The history behind this factoid can be dated back to the very start of Radio 2, and prior to that, the Light Programme. Vine took over from Jimmy Young, whose mix of music and chat were a mainstay of the network for decades. Nowadays, Jeremy mixes phone ins with current affairs coverage and tunes. But, according to the commercial radio lobby, too much music.
In its submission to the BBC Trust the industry body RadioCentre moans that Radio 2 – in its analysis – is failing to meet its current affairs remit. It concludes that “52% of the content is not news”, and refers back to the network’s Service Licence, which demands 100% speech in this slot.
What RadioCentre has highlighted is an anomaly of the prescriptive Service Licences – as defined by the same BBC Trust that carried out this review. But it’s presented by the commercial lobby as some sort of heinous crime, which must immediately be corrected. Basically, they’d like Radio 2 lunchtimes to be completely music free.
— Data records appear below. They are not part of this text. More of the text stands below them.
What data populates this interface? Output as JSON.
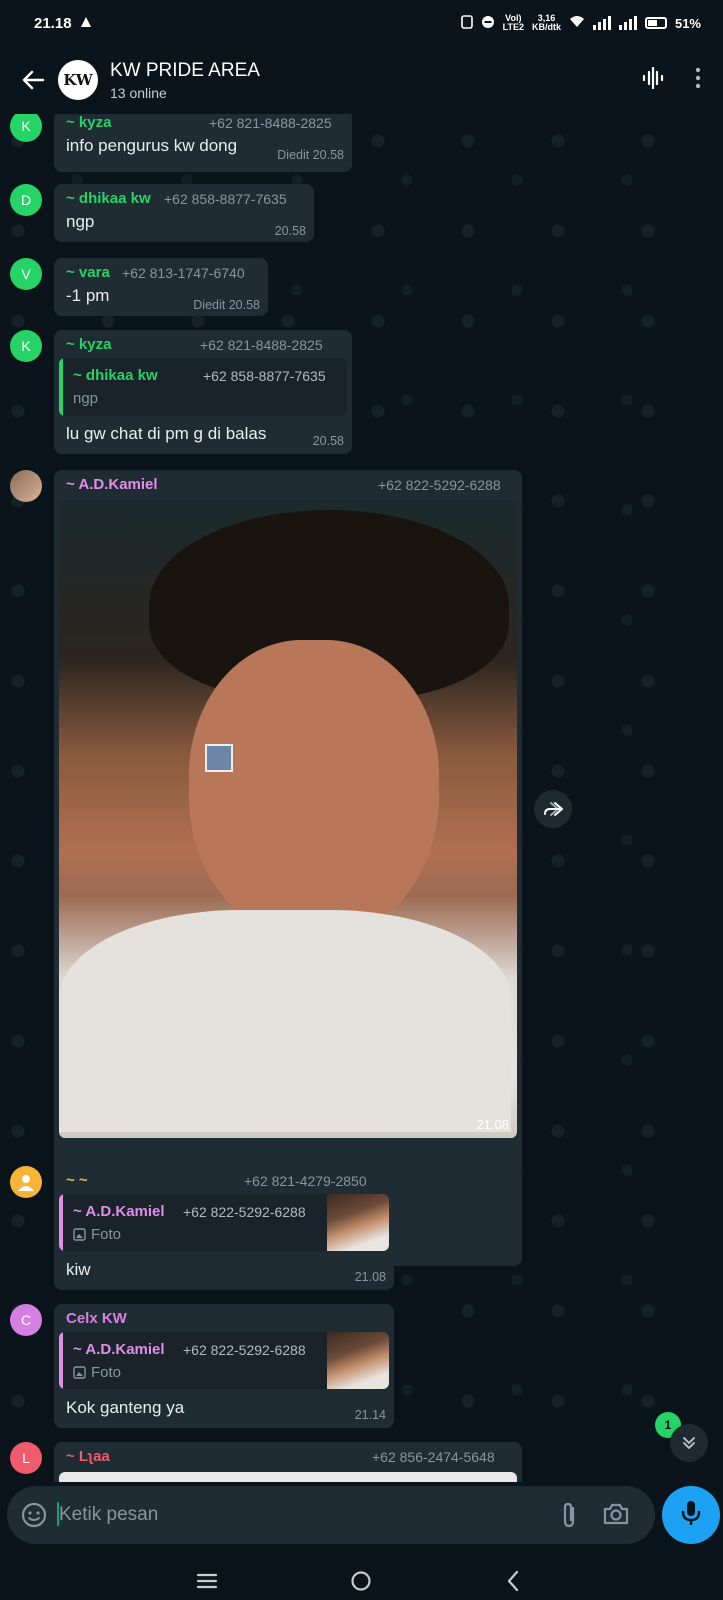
{
  "status_bar": {
    "time": "21.18",
    "network_top": "3,16",
    "network_bottom": "KB/dtk",
    "lte_top": "Vol)",
    "lte_bottom": "LTE2",
    "battery": "51%"
  },
  "header": {
    "title": "KW PRIDE AREA",
    "subtitle": "13 online",
    "avatar_text": "KW"
  },
  "messages": [
    {
      "avatar": "K",
      "avatar_color": "#25d366",
      "sender": "~ kyza",
      "sender_color": "#25d366",
      "phone": "+62 821-8488-2825",
      "text": "info pengurus kw dong",
      "meta": "Diedit 20.58"
    },
    {
      "avatar": "D",
      "avatar_color": "#25d366",
      "sender": "~ dhikaa kw",
      "sender_color": "#25d366",
      "phone": "+62 858-8877-7635",
      "text": "ngp",
      "meta": "20.58"
    },
    {
      "avatar": "V",
      "avatar_color": "#25d366",
      "sender": "~ vara",
      "sender_color": "#25d366",
      "phone": "+62 813-1747-6740",
      "text": "-1 pm",
      "meta": "Diedit 20.58"
    },
    {
      "avatar": "K",
      "avatar_color": "#25d366",
      "sender": "~ kyza",
      "sender_color": "#25d366",
      "phone": "+62 821-8488-2825",
      "quote_name": "~ dhikaa kw",
      "quote_phone": "+62 858-8877-7635",
      "quote_text": "ngp",
      "text": "lu gw chat di pm g di balas",
      "meta": "20.58"
    },
    {
      "sender": "~ A.D.Kamiel",
      "sender_color": "#e08fe8",
      "phone": "+62 822-5292-6288",
      "meta": "21.08"
    },
    {
      "avatar": "",
      "sender": "~ ~",
      "sender_color": "#f5b638",
      "phone": "+62 821-4279-2850",
      "quote_name": "~ A.D.Kamiel",
      "quote_phone": "+62 822-5292-6288",
      "quote_text": "Foto",
      "text": "kiw",
      "meta": "21.08"
    },
    {
      "avatar": "C",
      "avatar_color": "#d580e0",
      "sender": "Celx KW",
      "sender_color": "#d580e0",
      "phone": "",
      "quote_name": "~ A.D.Kamiel",
      "quote_phone": "+62 822-5292-6288",
      "quote_text": "Foto",
      "text": "Kok ganteng ya",
      "meta": "21.14"
    },
    {
      "avatar": "L",
      "avatar_color": "#f15c6d",
      "sender": "~ Lʅaa",
      "sender_color": "#f15c6d",
      "phone": "+62 856-2474-5648"
    }
  ],
  "unread_count": "1",
  "composer": {
    "placeholder": "Ketik pesan"
  }
}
Of course, this would greatly help the majority of commercial stations, effectively wiping out their middle of the road competition in the middle of the day. And Radio Centre might have a point, if the BBC was – as a whole – failing to provide and form of News or Current Affairs in this slot. Of course, Radios 4 and 5 Live do just that. And the former is actually praised by RadioCentre for its depth of programming and coverage.
Commercial radio is forever facing challenges to cut costs while also demonstrating some form of commitment to local and national news. Maybe – just maybe – if one of the big groups provided a real and credible alternative to the Vine show – they might have a point (LBC excepted). And before the sector whines about an overstaffed BBC, Vine is actually run on a relatively small team compared to its Radio 4 counterparts. It would be “doable” on, say Smooth or Heart.
Of course, the commercial groups would never dream of such a mix at lunchtime. Bosses would call the notion “absurd”. But before they do, they should examine the credibility of their own demands.